The effect of extrinsic mortality on the rate of senescence is most easily illustrated by assuming fecundity is constant across reproductive ages and by calculating fitness as lifetime reproductive success, which is appropriate for a population of constant size (Charlesworth 1994). In continuous time, mean lifetime reproductive success in a population of constant size is

$$R=\mathop \int \limits_{b}^{\infty } {e^{ - \mu x}}mdx=1,$$
(5)

where b is the age of the onset of reproduction. Plotting \({e^{ - \mu x}}m\) against age for different levels of extrinsic mortality, and adjusting m to maintain R = 1, shows that with high extrinsic mortality expected reproduction is initially higher, but falls off more steeply, than with low extrinsic mortality (Fig. 1). Therefore, the strength of selection declines more rapidly with age when the extrinsic mortality rate is higher, causing a higher rate of senescence to evolve. A similar argument is made by Abrams (1993, p. 882).

Fig. 1
figure 1

Expected reproduction at age x for different rates of extrinsic mortality, \(\mu\).
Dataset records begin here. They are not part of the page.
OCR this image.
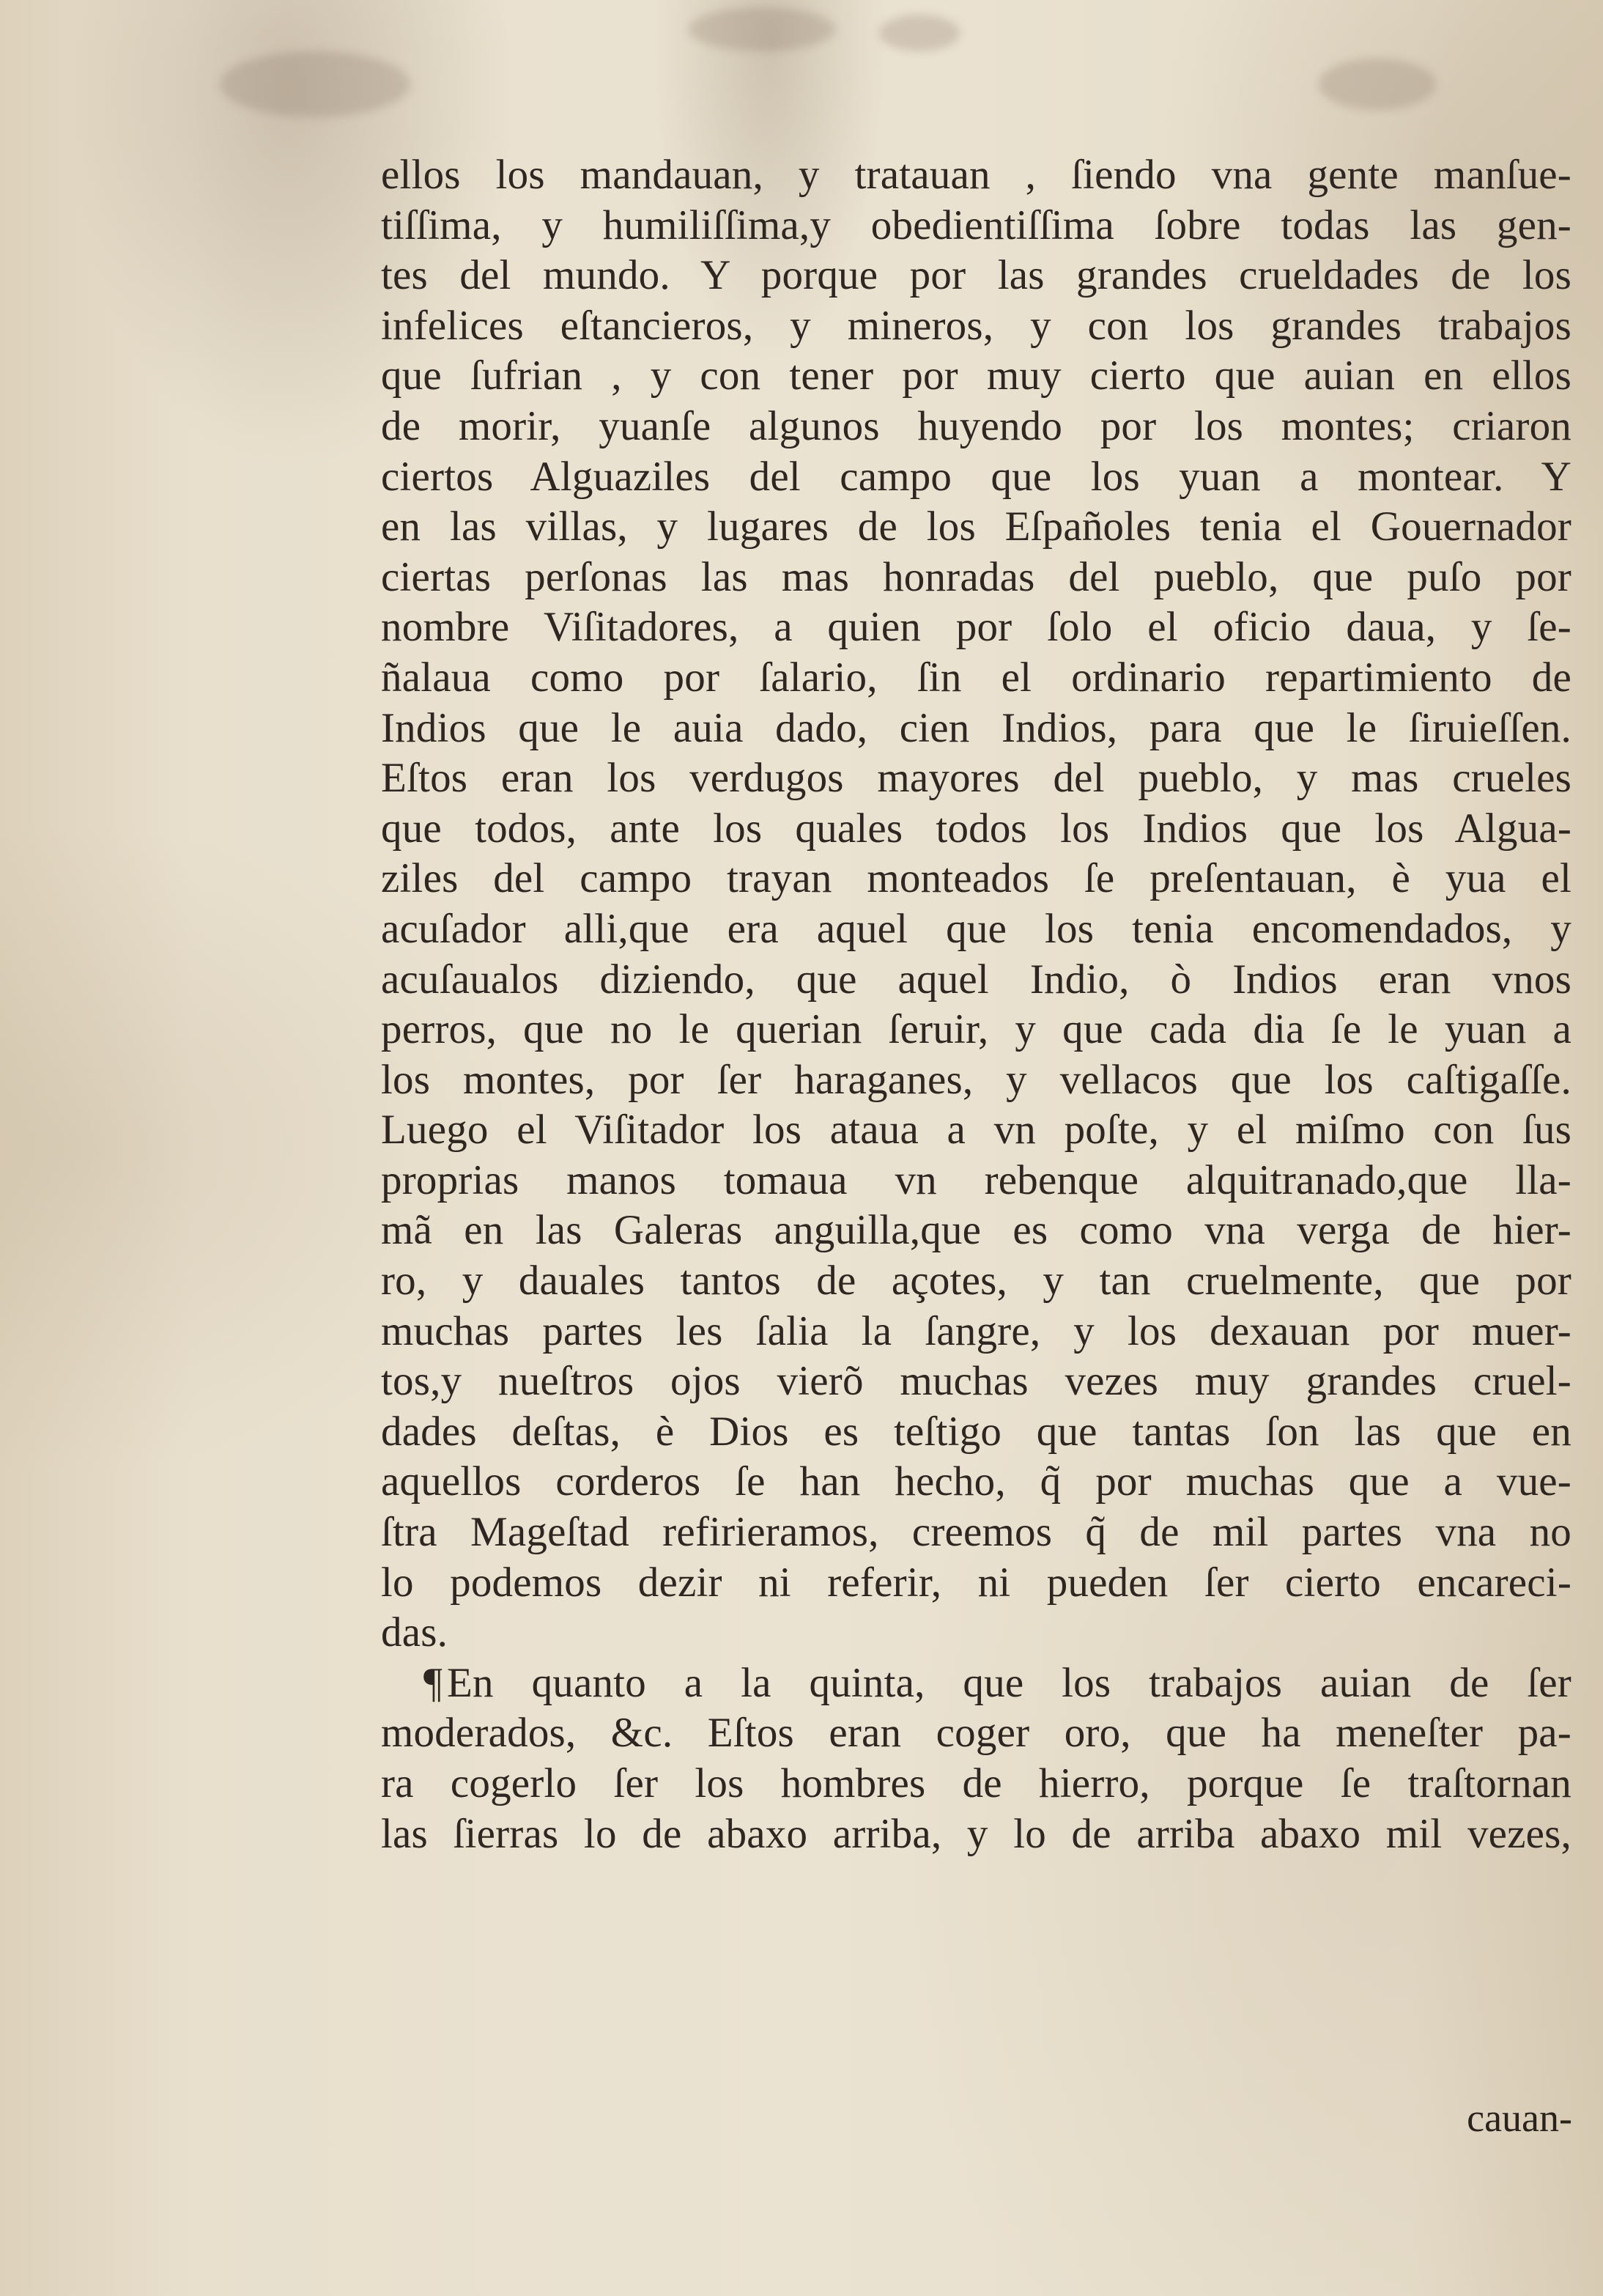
ellos los mandauan, y tratauan , ſiendo vna gente manſue-
tiſſima, y humiliſſima,y obedientiſſima ſobre todas las gen-
tes del mundo. Y porque por las grandes crueldades de los
infelices eſtancieros, y mineros, y con los grandes trabajos
que ſufrian , y con tener por muy cierto que auian en ellos
de morir, yuanſe algunos huyendo por los montes; criaron
ciertos Alguaziles del campo que los yuan a montear. Y
en las villas, y lugares de los Eſpañoles tenia el Gouernador
ciertas perſonas las mas honradas del pueblo, que puſo por
nombre Viſitadores, a quien por ſolo el oficio daua, y ſe-
ñalaua como por ſalario, ſin el ordinario repartimiento de
Indios que le auia dado, cien Indios, para que le ſiruieſſen.
Eſtos eran los verdugos mayores del pueblo, y mas crueles
que todos, ante los quales todos los Indios que los Algua-
ziles del campo trayan monteados ſe preſentauan, è yua el
acuſador alli,que era aquel que los tenia encomendados, y
acuſaualos diziendo, que aquel Indio, ò Indios eran vnos
perros, que no le querian ſeruir, y que cada dia ſe le yuan a
los montes, por ſer haraganes, y vellacos que los caſtigaſſe.
Luego el Viſitador los ataua a vn poſte, y el miſmo con ſus
proprias manos tomaua vn rebenque alquitranado,que lla-
mã en las Galeras anguilla,que es como vna verga de hier-
ro, y dauales tantos de açotes, y tan cruelmente, que por
muchas partes les ſalia la ſangre, y los dexauan por muer-
tos,y nueſtros ojos vierõ muchas vezes muy grandes cruel-
dades deſtas, è Dios es teſtigo que tantas ſon las que en
aquellos corderos ſe han hecho, q̃ por muchas que a vue-
ſtra Mageſtad refirieramos, creemos q̃ de mil partes vna no
lo podemos dezir ni referir, ni pueden ſer cierto encareci-
das.
¶ En quanto a la quinta, que los trabajos auian de ſer
moderados, &c. Eſtos eran coger oro, que ha meneſter pa-
ra cogerlo ſer los hombres de hierro, porque ſe traſtornan
las ſierras lo de abaxo arriba, y lo de arriba abaxo mil vezes,
cauan-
Fecundity, m, was adjusted to give R ≈ 1: μ = 0.9 and m = 1.45; \(\mu =0.5\) and \(m=0.65\)

Full size image

Abrams (1993) also concludes that an increase in extrinsic mortality leads to more rapid senescence when population size is regulated by density-dependent fecundity. However, he argues that this is not the case if density-dependence acts through intrinsic mortality, since such mortality will decrease to compensate for the increase in extrinsic mortality. This argument relies on the existence of density-dependent intrinsic mortality, that is, that senescent mortality has a density-dependent component.

Empirical Tests

Tests of the central prediction using interspecific comparisons and measurements on wild populations have provided mixed results (e.g., Promislow 1991; Ricklefs 1998), possibly because of the difficulties in measuring extrinsic mortality and senescence in the wild (Williams et al. 2006). Often, presumed correlates of extrinsic mortality, such as flight and arboreality versus terrestrial living (e.g., Shattuck and Williams 2010; Wasser and Sherman 2010), are used rather than direct measures. The ideal test would involve laboratory populations that could be exposed to different levels of extrinsic mortality while controlling for possible confounding variables, such as population density, and for which senescence could be accurately measured. It appears that few such experiments have been conducted. Stearns et al. (2000) conducted an experiment of this type with Drosophila melanogaster, and found that higher extrinsic mortality, imposed by random culling, does indeed select for a higher rate of senescence. These results were confirmed with a similar experiment conducted with Caenorhabditis remanei (Chen and Maklakov 2012), but gave the opposite result (a lower rate of senescence) when extrinsic mortality was not random, but imposed by heat-shock. Heat-shock is expected to cause “condition-dependent” mortality, such that individuals in better condition have higher survival, which implies selection. If older ages suffer higher extrinsic mortality, because of senescence, this may reduce the rate of senescence. Condition-dependent mortality may be equivalent to density-dependence affecting the survivorship of older individuals more than younger individuals, in which case an increase in extrinsic mortality is expected to reduce the rate senescence (Abrams 1993). Condition-dependent extrinsic mortality has been explored in a formal model and is an area in need of further investigation (Williams et al. 2003). However, extrinsic mortality in natural populations may be mostly condition-independent (Ricklefs 1998).

Conclusion

The claim that the classic theory does not predict an increase in the rate of senescence with an increase in extrinsic mortality is strictly incorrect. With the realistic assumption of a constant population size on an evolutionary time scale, the intuition of G. C. Williams (1957) is correct (Hamilton 1966) and empiricists have not been misguided in using this strong prediction to test the theory.